Dynamic patient allocation in hospital systems during a pandemic
研究疫情期间如何在医院系统内动态分配ICU床位,通过滚动时域和贝叶斯方法实时调整决策,并采用分布鲁棒优化应对患者到达的不确定性,以减少死亡人数。
In this study, we address the problem of allocating Intensive Care Unit (ICU) beds among hospitals in a hospital system during a pandemic. The goal is to minimize the total costs associated with deaths, patient transfers, and bed setup by dynamically transferring patients among hospitals and admitting and discharging them from ICUs. The problem is initially formulated as a stochastic dynamic programming problem using Markov chains to model the evolution of patient health conditions.
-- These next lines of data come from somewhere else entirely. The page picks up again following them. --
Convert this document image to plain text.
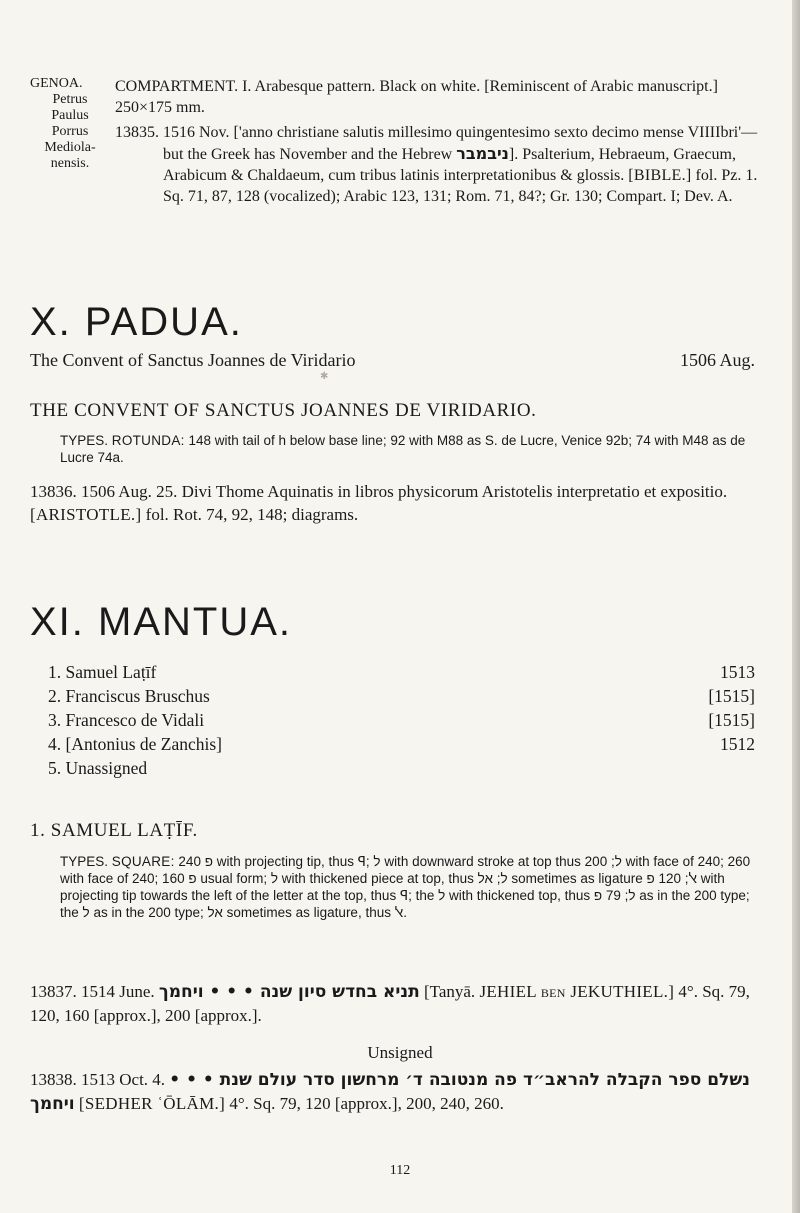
GENOA.
Petrus
Paulus
Porrus
Mediola-
nensis.

COMPARTMENT. I. Arabesque pattern. Black on white. [Reminiscent of Arabic manuscript.] 250×175 mm.

13835. 1516 Nov. ['anno christiane salutis millesimo quingentesimo sexto decimo mense VIIIIbri'—but the Greek has November and the Hebrew ניבמבר]. Psalterium, Hebraeum, Graecum, Arabicum & Chaldaeum, cum tribus latinis interpretationibus & glossis. [BIBLE.] fol. Pz. 1. Sq. 71, 87, 128 (vocalized); Arabic 123, 131; Rom. 71, 84?; Gr. 130; Compart. I; Dev. A.

X. PADUA.
The Convent of Sanctus Joannes de Viridario	1506 Aug.
✱
THE CONVENT OF SANCTUS JOANNES DE VIRIDARIO.
TYPES. ROTUNDA: 148 with tail of h below base line; 92 with M88 as S. de Lucre, Venice 92b; 74 with M48 as de Lucre 74a.
13836. 1506 Aug. 25. Divi Thome Aquinatis in libros physicorum Aristotelis interpretatio et expositio. [ARISTOTLE.] fol. Rot. 74, 92, 148; diagrams.
XI. MANTUA.
1. Samuel Laṭīf	1513
2. Franciscus Bruschus	[1515]
3. Francesco de Vidali	[1515]
4. [Antonius de Zanchis]	1512
5. Unassigned
1. SAMUEL LAṬĪF.
TYPES. SQUARE: 240 פ with projecting tip, thus ꟼ; ל with downward stroke at top thus ל; 200 with face of 240; 260 with face of 240; 160 פ usual form; ל with thickened piece at top, thus ל; אל sometimes as ligature ﭏ; 120 פ with projecting tip towards the left of the letter at the top, thus ꟼ; the ל with thickened top, thus ל; 79 פ as in the 200 type; the ל as in the 200 type; אל sometimes as ligature, thus ﭏ.
13837. 1514 June. תניא בחדש סיון שנה • • • ויחמך [Tanyā. JEHIEL ben JEKUTHIEL.] 4°. Sq. 79, 120, 160 [approx.], 200 [approx.].
Unsigned
13838. 1513 Oct. 4. נשלם ספר הקבלה להראב״ד פה מנטובה ד׳ מרחשון סדר עולם שנת • • • ויחמך [SEDHER ʿŌLĀM.] 4°. Sq. 79, 120 [approx.], 200, 240, 260.
112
We propose a rolling horizon approach with estimation updating, integrating Bayesian methods to dynamically adjust ICU capacity and patient allocation decisions based on real-time data, thus enhancing responsiveness and accuracy in managing uncertainties in patient arrivals and optimizing resource allocation under varying healthcare demands. However, the traditional problem assumes exogenous uncertainty, whereas in reality, the availability of hospitals can influence patients’ decisions to seek medical services, and therefore, affect the number of patients arriving at hospitals. To address this issue, we propose a distributionally robust optimization (DRO) method that considers the dependence of the ambiguity set on decisions. We reformulate the decision-dependent DRO model as a mixed-integer programming problem. Using a real-world case study of a pandemic, we compare the DRO method with two benchmarks and show that the method is computationally scalable and results in a lower number of deaths.